The law clinic, which grew out of a medical-legal partnership started through a law student fellowship in 2011, is the first of its kind in Michigan and one of the first in the nation. It will begin as a six-credit course in January.
The program operates as a partnership between Wayne Law and the Karmanos Cancer Center in Detroit and provides free legal assistance to low-income cancer patients while training law students to be effective advocates for people with compelling needs. Legal services include helping people attain public benefits, keep their jobs and homes while their cancer treatment is ongoing, and plan their estates and long-term health care needs.
The clinic began with Kathryn Smolinski, who in 2011 was a third-year Wayne Law student working with the law school’s Disability Law Clinic. She won a two-year Equal Justice Works Fellowship to develop the partnership and the program that today is the Legal Advocacy for People with Cancer Clinic.
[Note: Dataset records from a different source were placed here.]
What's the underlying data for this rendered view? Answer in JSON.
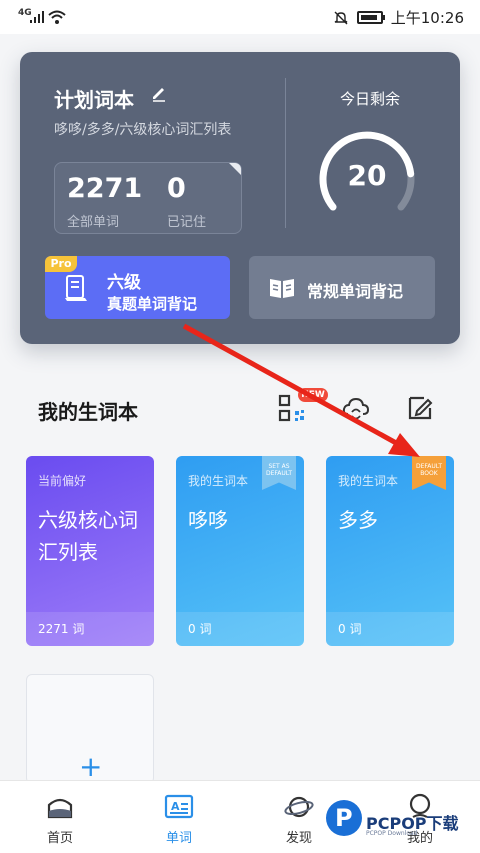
{
  "status_bar": {
    "network": "4G",
    "time": "上午10:26"
  },
  "plan": {
    "title": "计划词本",
    "subtitle": "哆哆/多多/六级核心词汇列表",
    "total_words": "2271",
    "total_label": "全部单词",
    "remembered": "0",
    "remembered_label": "已记住",
    "remaining_label": "今日剩余",
    "remaining_value": "20",
    "pro_badge": "Pro",
    "pro_line1": "六级",
    "pro_line2": "真题单词背记",
    "regular_label": "常规单词背记"
  },
  "section": {
    "title": "我的生词本",
    "new_badge": "NEW"
  },
  "books": [
    {
      "top": "当前偏好",
      "name": "六级核心词汇列表",
      "count": "2271 词"
    },
    {
      "top": "我的生词本",
      "name": "哆哆",
      "count": "0 词",
      "ribbon": "SET AS DEFAULT"
    },
    {
      "top": "我的生词本",
      "name": "多多",
      "count": "0 词",
      "ribbon": "DEFAULT BOOK"
    }
  ],
  "add_card": {
    "plus": "+"
  },
  "nav": [
    {
      "label": "首页",
      "icon": "home-icon"
    },
    {
      "label": "单词",
      "icon": "word-icon"
    },
    {
      "label": "发现",
      "icon": "planet-icon"
    },
    {
      "label": "我的",
      "icon": "profile-icon"
    }
  ],
  "watermark": {
    "brand": "PCPOP下载",
    "sub": "PCPOP Download"
  },
  "colors": {
    "accent": "#2a8fe8",
    "plan_bg": "#5a6478",
    "pro_btn": "#5c6df5",
    "arrow": "#e8251a"
  },
  "progress": {
    "remaining_fraction": 0.82
  }
}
The fellowship was sponsored by Pifzer Inc. and the law firms of Kaye Scholer LLP and Jackson Lewis LLP.
Smolinski of Monroe completed her law degree and worked with David Moss, director of clinical education at Wayne Law, to create a successful program from the fellowship. Several alumni helped, as well.
During the fellowship’s second year, Smolinski and Moss, working with Wayne Law Dean Jocelyn Benson, sought new funding to keep the program going and turn it into a full-fledged clinic. Funding came from private donors, Karmanos and Wayne State University.
During its two-year tenure, the program had served more than 100 cancer patients and their families.
Smolinski, who worked for 20 years as an oncology social worker before attending law school, is now director of the new clinic she helped to create.
“Working with cancer patients and their families is truly my passion,” she said. “I know through professional experience that health care is a fragmented system. I am convinced that legal assistance can be instrumental in easing the cancer disease burden and improving quality of life if provided in a timely, sensitive and competent way.”
In the future, Smolinski hopes to see the clinic offer interdisciplinary educational opportunities in partnership with WSU’s schools of medicine, nursing, social work and pharmacy — all aimed at improving health for Detroit-area cancer patients in need as well as educating students.